Babies are born communicators. Even before birth, they recognize their mothers’ voices. They know to look at mouths and eyes—the parts of the face that convey the most meaning. They pay attention to the rhythms of speech and movement. A one-month-old responds to an upset tone of voice with agitated movements and a faster heart rate. A soothing voice has the opposite effect.
Babies come to know the important people in their lives by how parents and other caregivers make them feel. They learn to expect comfort from people who hold them gently and talk quietly, excitement from those who toss them in the air and twirl them around. If a parent behaves unexpectedly—for example, by acting distant or unresponsive—babies get confused or they get angry.
Babies pick up on these nonverbal signals, and they also send them. You can see the look on your baby’s face that means “talk to me”: eyes wide open, mouth slightly pursed. And you can tell when your baby needs a break from too much stimulation: he might look away and his eyelids might come down; her chin might start to shiver, or she might yawn. Some babies show stress subtly: the skin around their mouths becomes pale. And not so subtly: others throw up.

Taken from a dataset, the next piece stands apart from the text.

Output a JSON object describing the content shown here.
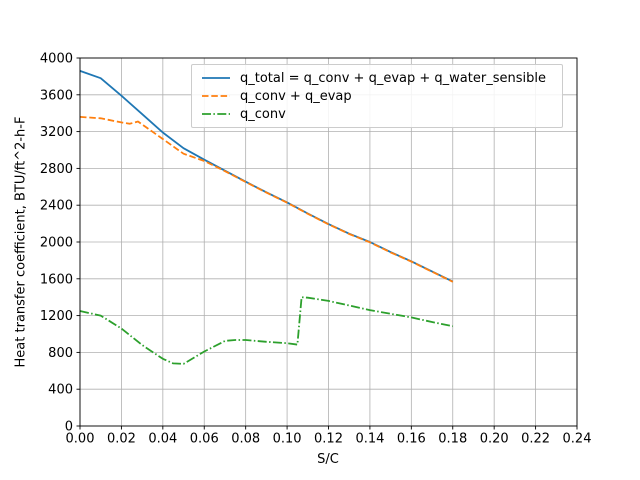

By four months, babies are experts at emotional communication. They put out clear signals, watch for the responses that come back, and respond in turn. Some experts describe the action as the “serve and return” of a tennis match; others talk about the “dance.” When I see a four-month-old for a checkup, I ask his mom if they have started to have long conversations yet. Very often, the answer is yes. They aren’t talking in words, but they understand each other’s face, body, and tone of voice. When words actually begin to make sense, mother and baby build on this nonverbal foundation. “Reading” starts long before you pick up your baby’s first board book. It starts when you read your baby, and your baby reads you.